The disclosure came as David Blunkett, the home secretary, yesterday admitted for the first time that attempts to carry out violent attacks against Britain had been foiled. “These are the kind of things that counter-terrorist (operations) are designed to foil and (the security services) are doing this all the time,” he said.
The Al-Qaeda units, thought to be based in the Midlands and the north of England, have investigated the scale of security at synagogues and Jewish schools and community centres. However, intelligence on their plans is sketchy because MI5 has so far failed to penetrate the units.
Last week Sir John Stevens, the Metropolitan police commissioner, confirmed that Britain was on its highest state of alert since the September 11 attacks in 2001. Security was heightened after MI5 received warnings of an imminent terrorist attack 10 days ago.

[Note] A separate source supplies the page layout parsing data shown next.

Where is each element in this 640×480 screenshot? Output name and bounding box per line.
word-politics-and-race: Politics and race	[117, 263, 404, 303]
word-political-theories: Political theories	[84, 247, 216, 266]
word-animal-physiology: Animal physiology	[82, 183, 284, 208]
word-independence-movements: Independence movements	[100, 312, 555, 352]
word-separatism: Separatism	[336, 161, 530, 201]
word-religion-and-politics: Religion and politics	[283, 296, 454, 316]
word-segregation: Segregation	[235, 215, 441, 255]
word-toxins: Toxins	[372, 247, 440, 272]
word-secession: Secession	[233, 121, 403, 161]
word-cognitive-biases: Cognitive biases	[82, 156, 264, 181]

At least 18 more people died in attacks on two Iraqi police stations yesterday. Amid the surge of deadly bombings in Iraq and Turkey, the US government issued a fresh warning on Friday about possible terrorist violence to mark the end of the Muslim holy month of Ramadan this week.
At the same time detectives from Scotland Yard’s anti- terrorist branch have started to sift through the wreckage of the British consulate and the HSBC bank in Istanbul for clues to the bombers behind last Thursday’s synchronised suicide attacks.

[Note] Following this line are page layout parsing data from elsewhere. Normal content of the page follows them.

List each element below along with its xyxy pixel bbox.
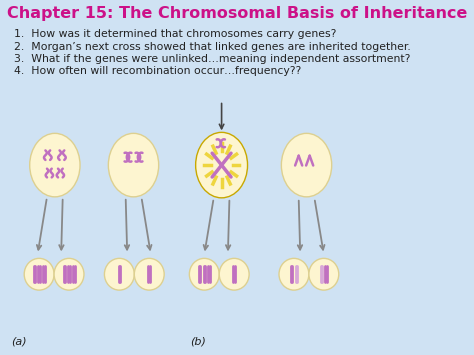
- Ellipse shape: [104, 258, 134, 290]
- Ellipse shape: [109, 133, 159, 197]
- Ellipse shape: [134, 258, 164, 290]
- Text: Chapter 15: The Chromosomal Basis of Inheritance: Chapter 15: The Chromosomal Basis of Inh…: [7, 6, 467, 21]
- Ellipse shape: [282, 133, 332, 197]
- Text: 3.  What if the genes were unlinked…meaning independent assortment?: 3. What if the genes were unlinked…meani…: [14, 54, 410, 64]
- Ellipse shape: [219, 258, 249, 290]
- Text: 4.  How often will recombination occur…frequency??: 4. How often will recombination occur…fr…: [14, 66, 301, 76]
- Ellipse shape: [54, 258, 84, 290]
- Text: 2.  Morgan’s next cross showed that linked genes are inherited together.: 2. Morgan’s next cross showed that linke…: [14, 42, 411, 51]
- Text: (a): (a): [11, 337, 27, 347]
- Ellipse shape: [24, 258, 54, 290]
- Text: 1.  How was it determined that chromosomes carry genes?: 1. How was it determined that chromosome…: [14, 29, 337, 39]
- Ellipse shape: [279, 258, 309, 290]
- Ellipse shape: [30, 133, 80, 197]
- Ellipse shape: [189, 258, 219, 290]
- Text: (b): (b): [190, 337, 206, 347]
- Ellipse shape: [309, 258, 339, 290]
- Ellipse shape: [196, 132, 247, 198]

The death toll rose to 30 yesterday. It includes 10 consulate staff, of which three were British. This brings to more than 50 the number who have died in Istanbul following last weekend’s two synagogue blasts in the city.

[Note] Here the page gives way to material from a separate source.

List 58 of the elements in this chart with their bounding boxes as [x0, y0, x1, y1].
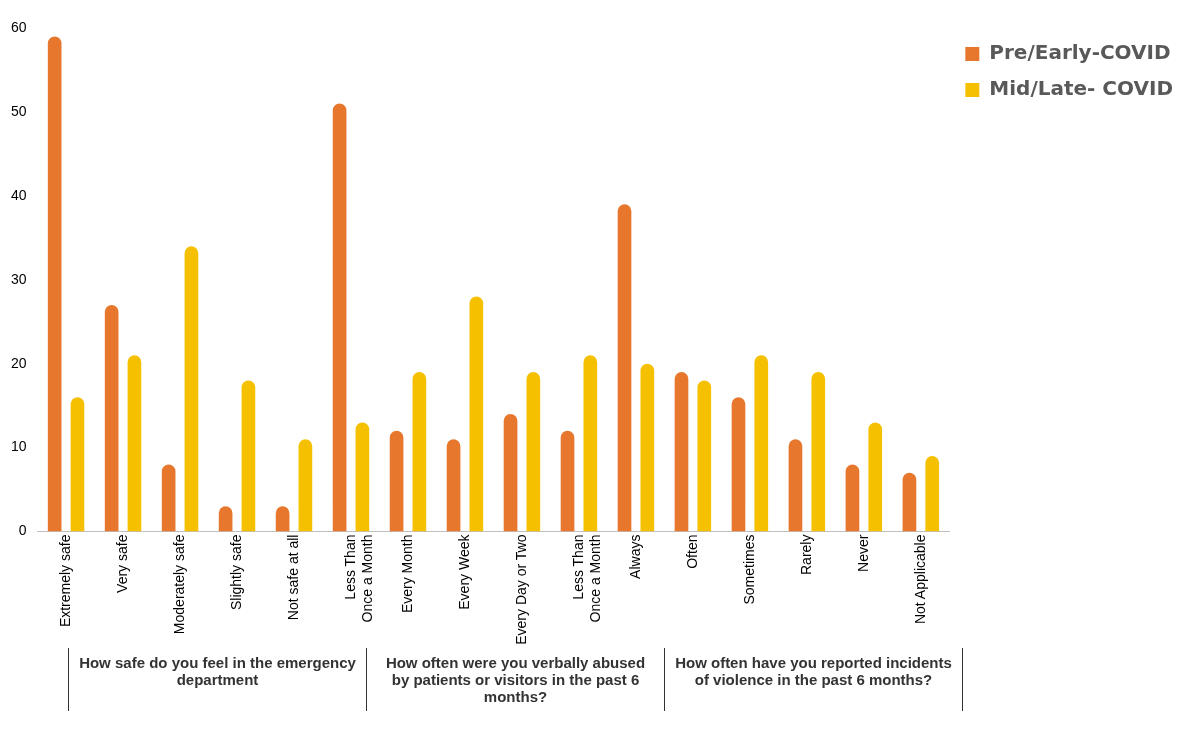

Among the three Britons were Roger Short, the 58- year-old consul-general and a father of three, and his personal assistant Lisa Hallworth, 38. Hallworth’s mother Sylvia said she had been advised it was not safe to travel to Turkey where she wants to recover Lisa’s body.
The 27-year-old fiancée of Graeme Carter, a British tourist, is brain dead and will not recover, doctors at Istanbul’s Taksim hospital said last night. The couple were both pulled alive from the consulate ruins.
At first Carter thought Hulya Donmez had been blown to pieces. Then he was told she had survived. Yesterday doctors said she was still on a life-support machine but they had no hope of her surviving.
Security officials now believe the attack was carried out by local Islamists under the control of Al-Qaeda trainers. Turkish police were yesterday interviewing several people about their links to the suicide bombers.
The Turkish prime minister Tayyip Erdogan said the four bombers who carried out last week’s attacks were all Turkish citizens. He said it was a matter of “shame” for Turkey that its own citizens had murdered so many.
As security was tightened at British embassies across the world, a senior committee of MPs and peers was preparing to attack the government’s plans to protect Britain from terrorist attack. In a report to be published on Friday, the committee will say that the proposed Civil Contingencies Bill has “potentially dangerous flaws”. MPs on the committee say the bill is “too little, too late”.
The committee’s chairman, the former Labour defence minister Dr Lewis Moonie, will criticise the bill for failing to provide any new money to pay for counter-terrorist and emergency planning. Also, the committee believes that absence of information about the new emergency powers ministers will get after a terrorist attack makes it “impossible for local authorities and other bodies to estimate the cost of the responsibilities they would expect to undertake”.
One of the most serious flaws, it says, is the absence of any new funds to help local authorities prepare to cope with an attack in which hundreds or even thousands of people could be killed.
It says the Cabinet Office is providing just £19m for emergency planning which, from next year, can be plundered by councils to pay for other services. The committee believes this money should be at least doubled and that it should continue to be “ring-fenced” so that councils cannot raid it.
Under the plans, ministers will have powers to cordon off and forcibly evacuate large areas. They will also be able to close down the internet and telephone systems.